Patients without microdiversity had 100 percent survival, and microdiversity significantly predicted cancer-specific and event-free survival in both the full cohort and in the largest histopathologic subset of patients, in which it was a better predictor of outcome than tumor stage, the authors wrote.
"The link is expected considering that clonal evolution has been proposed for a long time to be the very basis for chemotherapy resistance, [but] the surprise was that the association was as strong as it was," Gisselsson said in his email.
The group's finding, while only a first step, has interesting clinical implications in terms of potentially being able to predict which children with this cancer or potentially others are at greater risk of disease progression or vice versa.

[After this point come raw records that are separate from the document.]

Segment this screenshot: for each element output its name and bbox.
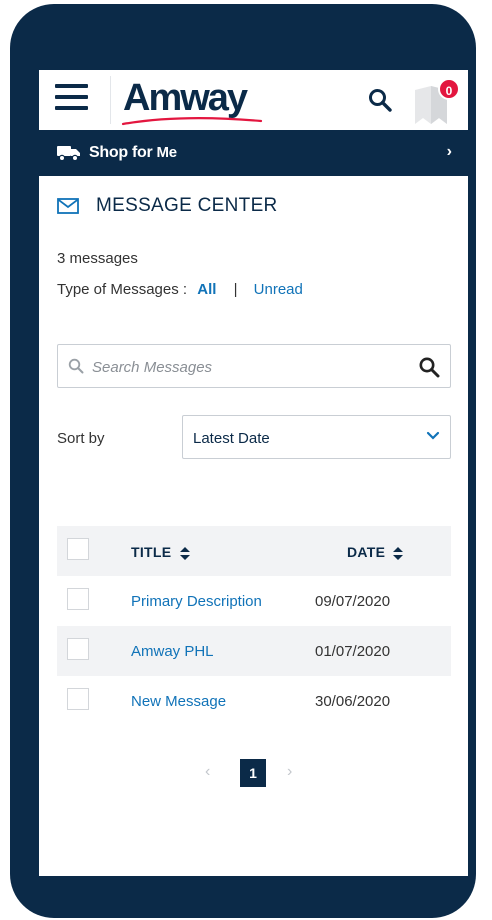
app-screen: Amway 0 Shop for Me › MESSAGE CENTER 3 m… — [39, 70, 468, 876]
message-type-filter: Type of Messages : All | Unread — [57, 281, 303, 298]
notifications-button[interactable]: 0 — [411, 78, 461, 126]
chevron-down-icon — [426, 431, 440, 440]
next-page-chevron-icon[interactable]: › — [287, 763, 292, 781]
top-header: Amway 0 — [39, 70, 468, 130]
search-small-icon — [68, 358, 84, 374]
date-column-header[interactable]: DATE — [347, 544, 404, 560]
row-checkbox[interactable] — [67, 638, 89, 660]
message-date: 09/07/2020 — [315, 593, 391, 610]
sort-selected-value: Latest Date — [193, 430, 270, 447]
shop-for-bar[interactable]: Shop for Me › — [39, 130, 468, 176]
amway-logo[interactable]: Amway — [123, 79, 248, 117]
header-divider — [110, 76, 111, 124]
message-date: 01/07/2020 — [315, 643, 391, 660]
search-messages-box — [57, 344, 451, 388]
pagination: ‹ 1 › — [199, 759, 309, 787]
phone-frame: Amway 0 Shop for Me › MESSAGE CENTER 3 m… — [10, 4, 476, 918]
shop-for-label: Shop for Me — [89, 144, 177, 161]
previous-page-chevron-icon[interactable]: ‹ — [205, 763, 210, 781]
search-submit-icon[interactable] — [418, 356, 440, 378]
row-checkbox[interactable] — [67, 588, 89, 610]
sort-by-select[interactable]: Latest Date — [182, 415, 451, 459]
message-date: 30/06/2020 — [315, 693, 391, 710]
sort-icon — [179, 546, 190, 560]
filter-all-link[interactable]: All — [197, 281, 216, 298]
sort-by-label: Sort by — [57, 430, 105, 447]
message-count: 3 messages — [57, 250, 138, 267]
search-messages-input[interactable] — [92, 355, 402, 379]
table-header-row: TITLE DATE — [57, 526, 451, 576]
message-title-link[interactable]: Primary Description — [131, 593, 262, 610]
sort-icon — [393, 546, 404, 560]
table-row: Primary Description 09/07/2020 — [57, 576, 451, 626]
truck-icon — [57, 146, 80, 162]
notification-badge: 0 — [438, 78, 460, 100]
filter-separator: | — [233, 281, 238, 298]
page-number-current[interactable]: 1 — [240, 759, 266, 787]
hamburger-menu-icon[interactable] — [55, 84, 88, 110]
table-row: Amway PHL 01/07/2020 — [57, 626, 451, 676]
page-title: MESSAGE CENTER — [96, 195, 278, 216]
message-title-link[interactable]: Amway PHL — [131, 643, 214, 660]
title-column-header[interactable]: TITLE — [131, 544, 190, 560]
logo-swoosh-icon — [121, 117, 263, 126]
envelope-icon — [57, 198, 79, 214]
type-label: Type of Messages : — [57, 281, 188, 298]
table-row: New Message 30/06/2020 — [57, 676, 451, 726]
message-title-link[interactable]: New Message — [131, 693, 226, 710]
search-icon[interactable] — [367, 87, 393, 113]
select-all-checkbox[interactable] — [67, 538, 89, 560]
filter-unread-link[interactable]: Unread — [254, 281, 303, 298]
messages-table: TITLE DATE Primary Description 09/07/202… — [57, 526, 451, 726]
row-checkbox[interactable] — [67, 688, 89, 710]
chevron-right-icon: › — [446, 143, 452, 160]
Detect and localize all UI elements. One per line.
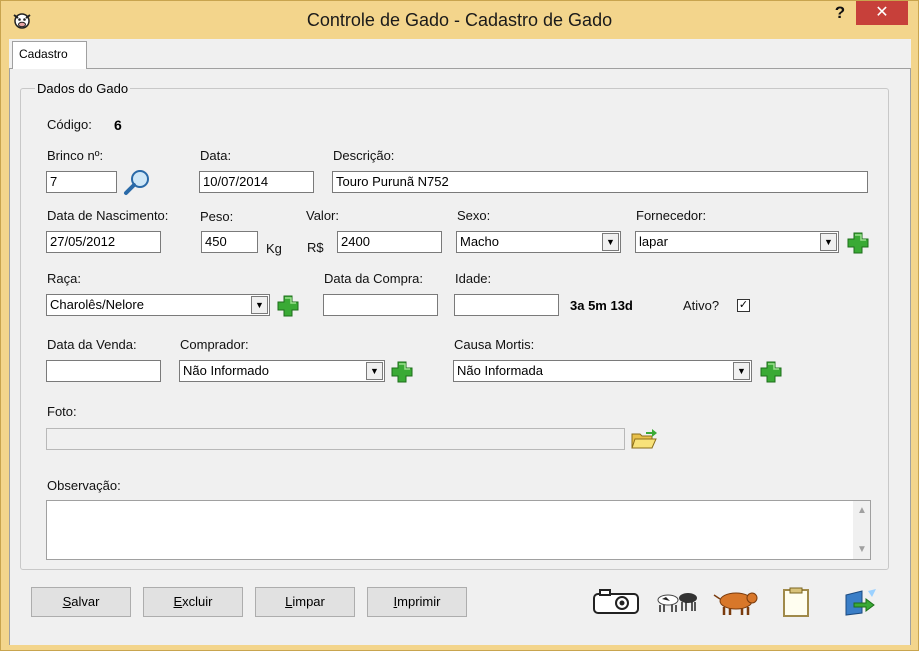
chevron-down-icon[interactable]: ▼	[602, 233, 619, 251]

This could allow clinicians to treat patients with different risk using different strategies, either in terms of therapy or monitoring.
The study authors wrote that microdiversity is a "particularly attractive clinical marker as it is a parameter possible to quantify using standard genome arrays and relatively simple bioinformatics operations."
Moreover, nephroblastoma may also be a particularly apt target for developing a microdiversity-based risk measure because no standard molecular prognostic currently exists for these cancers.
According to Gisselsson, whole-genome genotyping arrays could be a perfectly appropriate platform for potentially measuring tumor microdiversity in the clinical setting, but the team's results must first be confirmed and validated.
Currently the group is hoping to conduct a follow-up study using the International Society of Paediatric Oncology Renal Tumor Study Group clinical trial of children with nephroblastoma, to see if their results can be replicated in this larger prospective cohort.
The team is also working on additional data analyses, Gisselsson wrote, including whole exome sequencing and expression analyses of their initial tumors from neuroblastoma, nephroblastoma, and rhabdomyosarcoma patients.